= Gatorade Replay =

REPLAY is a program created by Gatorade that restages classic games of various sports between the biggest high school rivalries in the United States. The first official REPLAY game reunited players from the 1993 Easton Area Red Rovers and the Phillipsburg Stateliners to replay a 1993 game that ended in a tie. On April 26, 2009, the Stateliners won the rematch with a 27–12 win.

==First Official REPLAY the Series Game: Easton and Phillipsburg Rivalry==
Separated by the Delaware River, Easton, Pennsylvania, and Phillipsburg, New Jersey, have had a deep-rooted history in football rivalry since 1906. Since then, every Thanksgiving the teams reunite for the rights to the “Fork of the Delaware” trophy.

In 1993, the two teams played a hard fought game that ended in a 7–7 tie. At the time of the REPLAY game, Easton led the series with a record of 57–40–5.

===Training===
Gatorade launched REPLAY in January 2009, bringing together 60 members of the Phillipsburg and Easton teams involved in their 1993 game. The returning players, then 16 years older, came together in a weekend training camp at each school.
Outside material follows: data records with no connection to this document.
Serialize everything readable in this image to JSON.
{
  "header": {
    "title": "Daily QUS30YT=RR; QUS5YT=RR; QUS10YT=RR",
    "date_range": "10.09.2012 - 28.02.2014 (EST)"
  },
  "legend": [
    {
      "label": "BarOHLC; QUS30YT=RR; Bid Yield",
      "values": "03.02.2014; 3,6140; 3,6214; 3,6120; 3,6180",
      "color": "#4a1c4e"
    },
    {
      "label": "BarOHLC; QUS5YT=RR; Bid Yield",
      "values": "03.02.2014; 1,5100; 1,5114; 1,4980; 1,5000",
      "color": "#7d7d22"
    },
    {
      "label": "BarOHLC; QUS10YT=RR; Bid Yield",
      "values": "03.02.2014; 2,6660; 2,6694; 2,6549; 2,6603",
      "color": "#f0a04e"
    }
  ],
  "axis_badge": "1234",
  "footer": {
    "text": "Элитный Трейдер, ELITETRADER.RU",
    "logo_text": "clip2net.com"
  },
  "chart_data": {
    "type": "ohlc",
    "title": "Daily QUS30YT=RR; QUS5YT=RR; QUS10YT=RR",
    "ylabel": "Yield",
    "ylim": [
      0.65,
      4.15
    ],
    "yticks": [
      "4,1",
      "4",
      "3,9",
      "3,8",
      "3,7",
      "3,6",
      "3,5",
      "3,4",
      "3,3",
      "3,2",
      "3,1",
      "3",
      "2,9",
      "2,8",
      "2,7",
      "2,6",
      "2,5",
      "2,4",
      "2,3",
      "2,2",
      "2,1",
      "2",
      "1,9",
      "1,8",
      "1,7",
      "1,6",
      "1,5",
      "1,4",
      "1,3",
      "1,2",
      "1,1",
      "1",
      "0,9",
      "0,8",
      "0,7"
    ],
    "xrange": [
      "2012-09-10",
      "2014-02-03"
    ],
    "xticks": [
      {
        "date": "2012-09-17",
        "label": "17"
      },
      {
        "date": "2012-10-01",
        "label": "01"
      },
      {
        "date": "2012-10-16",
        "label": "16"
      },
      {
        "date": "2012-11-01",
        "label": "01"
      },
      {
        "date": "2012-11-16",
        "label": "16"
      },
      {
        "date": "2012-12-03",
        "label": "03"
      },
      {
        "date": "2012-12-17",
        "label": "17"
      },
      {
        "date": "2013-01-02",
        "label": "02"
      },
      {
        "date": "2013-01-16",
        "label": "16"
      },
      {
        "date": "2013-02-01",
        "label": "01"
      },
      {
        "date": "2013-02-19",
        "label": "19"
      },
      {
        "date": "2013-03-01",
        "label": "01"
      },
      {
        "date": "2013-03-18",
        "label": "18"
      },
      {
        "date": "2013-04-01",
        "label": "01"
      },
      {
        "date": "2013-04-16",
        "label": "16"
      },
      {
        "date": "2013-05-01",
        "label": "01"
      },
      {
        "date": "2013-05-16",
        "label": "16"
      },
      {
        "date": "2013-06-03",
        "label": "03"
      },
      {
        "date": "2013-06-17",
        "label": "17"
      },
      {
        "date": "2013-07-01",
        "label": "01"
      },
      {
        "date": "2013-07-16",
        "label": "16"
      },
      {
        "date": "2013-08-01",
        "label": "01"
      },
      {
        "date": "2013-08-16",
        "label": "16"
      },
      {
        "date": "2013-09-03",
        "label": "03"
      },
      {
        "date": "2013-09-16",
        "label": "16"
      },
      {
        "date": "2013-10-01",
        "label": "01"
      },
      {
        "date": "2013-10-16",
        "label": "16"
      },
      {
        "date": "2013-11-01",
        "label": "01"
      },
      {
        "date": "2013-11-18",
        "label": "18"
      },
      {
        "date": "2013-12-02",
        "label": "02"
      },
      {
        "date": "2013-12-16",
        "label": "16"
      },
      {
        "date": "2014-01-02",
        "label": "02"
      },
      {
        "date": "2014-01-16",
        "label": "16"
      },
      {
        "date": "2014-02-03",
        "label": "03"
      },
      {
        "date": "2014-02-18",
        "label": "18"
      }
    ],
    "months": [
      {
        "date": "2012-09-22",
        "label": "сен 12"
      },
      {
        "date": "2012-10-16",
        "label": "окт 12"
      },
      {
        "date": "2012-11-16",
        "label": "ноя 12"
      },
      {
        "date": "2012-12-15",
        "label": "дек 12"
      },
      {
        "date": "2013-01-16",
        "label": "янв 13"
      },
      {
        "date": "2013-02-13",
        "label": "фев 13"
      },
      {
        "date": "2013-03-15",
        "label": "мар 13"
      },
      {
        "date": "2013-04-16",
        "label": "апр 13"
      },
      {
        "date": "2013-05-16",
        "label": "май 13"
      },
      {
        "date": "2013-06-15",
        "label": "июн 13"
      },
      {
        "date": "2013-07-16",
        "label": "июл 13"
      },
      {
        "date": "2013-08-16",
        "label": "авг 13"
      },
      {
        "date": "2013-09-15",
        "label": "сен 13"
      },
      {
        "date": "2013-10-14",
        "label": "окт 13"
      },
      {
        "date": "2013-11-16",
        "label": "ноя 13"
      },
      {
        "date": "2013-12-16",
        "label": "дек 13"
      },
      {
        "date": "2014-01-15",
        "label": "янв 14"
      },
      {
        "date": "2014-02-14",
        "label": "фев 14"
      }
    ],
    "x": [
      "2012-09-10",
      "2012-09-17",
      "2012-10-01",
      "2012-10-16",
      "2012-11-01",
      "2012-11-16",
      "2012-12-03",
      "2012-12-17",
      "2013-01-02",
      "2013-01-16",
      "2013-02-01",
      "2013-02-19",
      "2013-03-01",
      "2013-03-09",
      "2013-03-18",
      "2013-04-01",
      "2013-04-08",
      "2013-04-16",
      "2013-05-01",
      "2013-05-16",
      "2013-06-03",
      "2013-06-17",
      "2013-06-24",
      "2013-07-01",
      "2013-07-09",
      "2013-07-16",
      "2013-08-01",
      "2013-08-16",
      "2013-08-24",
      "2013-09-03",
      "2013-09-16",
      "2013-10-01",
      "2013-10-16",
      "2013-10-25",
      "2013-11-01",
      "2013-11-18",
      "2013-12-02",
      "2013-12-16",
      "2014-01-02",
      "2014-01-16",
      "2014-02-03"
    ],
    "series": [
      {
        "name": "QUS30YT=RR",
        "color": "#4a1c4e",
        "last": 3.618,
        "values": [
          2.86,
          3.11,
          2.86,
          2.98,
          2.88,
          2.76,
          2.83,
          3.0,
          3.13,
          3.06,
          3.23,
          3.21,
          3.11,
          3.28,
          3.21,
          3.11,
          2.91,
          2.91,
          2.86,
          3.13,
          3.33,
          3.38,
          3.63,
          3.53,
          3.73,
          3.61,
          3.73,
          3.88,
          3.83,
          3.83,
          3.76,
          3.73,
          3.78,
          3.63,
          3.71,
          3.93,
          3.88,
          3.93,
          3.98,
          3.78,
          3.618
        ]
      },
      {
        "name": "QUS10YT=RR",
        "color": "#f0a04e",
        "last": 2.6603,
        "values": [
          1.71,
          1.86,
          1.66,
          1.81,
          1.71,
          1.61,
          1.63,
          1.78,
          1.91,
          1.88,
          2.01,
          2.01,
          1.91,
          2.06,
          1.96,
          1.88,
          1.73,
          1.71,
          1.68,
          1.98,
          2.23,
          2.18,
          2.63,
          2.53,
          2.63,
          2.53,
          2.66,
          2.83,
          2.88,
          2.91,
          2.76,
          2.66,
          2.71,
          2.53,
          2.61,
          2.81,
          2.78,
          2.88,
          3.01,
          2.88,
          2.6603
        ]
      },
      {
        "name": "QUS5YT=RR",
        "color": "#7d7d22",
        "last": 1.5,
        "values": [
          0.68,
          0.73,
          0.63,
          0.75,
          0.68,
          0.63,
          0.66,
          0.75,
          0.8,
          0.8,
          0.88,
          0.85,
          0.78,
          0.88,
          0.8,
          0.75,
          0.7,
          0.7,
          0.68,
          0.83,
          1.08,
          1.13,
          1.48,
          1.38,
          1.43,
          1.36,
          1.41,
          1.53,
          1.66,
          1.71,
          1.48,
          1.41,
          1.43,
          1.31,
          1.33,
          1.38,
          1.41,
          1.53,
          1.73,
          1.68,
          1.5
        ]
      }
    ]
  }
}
During this time they began training and practices as well as met with experts from The Gatorade Sports Science Institute (GSSI). Teams also received training from Eagles head coach Andy Reid and all-pro running back, Brian Westbrook at the Eagles’ training facility.

===Game day===
The 104th meeting of the two schools took place at Lafayette College’s Fisher Field on April 26, 2009. Led by honorary coaches, Gatorade athletes and NFL quarterbacks, Peyton and Eli Manning, the teams played in unseasonably warm 90-degree weather in front of 15,000 fans. The Phillipsburg Stateliners broke the 16-year-long deadlock, winning 27–12 over the Easton Red Rovers.

==Gatorade REPLAY, Season Two: Trenton and Detroit Catholic Central Rivalry==
In February 2010, Michigan high school hockey powerhouses and rivals—Detroit Catholic Central Shamrocks and the Trenton Trojans—were announced as the participants in Gatorade REPLAY, season two. The rematch brought together the 1999 teams to replay their game that ended in a 4–4 tie due to a severe injury to one of Trenton’s players.

===Training===
Like REPLAY, Season One, the teams were reunited for eight weeks of comprehensive training and nutrition programming developed in partnership with the Gatorade Sports Science Institute and implemented by experts from Velocity Sports Performance – Canton, Mich. Also reunited were original members of each team’s coaching staffs to help prepare for the full-check, regulation length game.

===Game day===
The Trenton Trojans and Catholic Central Shamrocks met 11 years later on May 9, 2010, to replay the game at the Compuware Arena in Plymouth, Michigan. Mr. Hockey, Gordie Howe, served as the REPLAY Season 2 game day commissioner while Brendan Shanahan and Scotty Bowman served as honorary coaches. The Trojans defeated the Shamrocks 4–2, bringing closure to the 1999 game between the two teams.

==Gatorade REPLAY, Season Three: Bloom and Brother Rice Rivalry==
In June 2010, REPLAY Season Three was announced and will feature two South Side Chicago basketball squads as the newest teams to take part in the award-winning program. Bloom and Brother Rice will reunite to settle the score of their 2000 super sectional game in which Bloom won 42–40 despite a controversial ending involving the game clock. The game is tentatively scheduled to take place in early September.

===Game day===
The original alumni from the Bloom Township and Brother Rice 2000 boys' basketball teams reunited on September 10, 2010 at St. Xavier University’s Shannon Center in Chicago, Illinois. The teams were joined by NBA all-stars Dwyane Wade who served as Bloom's honorary coach and Dwight Howard as Brother Rice's coach. Carlos Boozer also made an appearance as the official REPLAY game day commissioner. The score was settled once and for all as Brother Rice defeated Bloom by a score of 99–93, more than doubling the original score of the 2000 game.

==="We Can Do It Now"===
Chicago natives Common, Jennifer Hudson, Lupe Fiasco and No I.D. joined forces to create the song "We Can Do It Now" inspired by Season 3 of REPLAY which was featured in the documentary which premiered on FOX Sports Net on November 7, 2010.

==Fox Sports Net==
In 2009, Fox Sports Net (FSN) partnered with Gatorade to telecast REPLAY, which originated as a series of online web episodes. Seasons 2 and 3 aired nationally on FSN.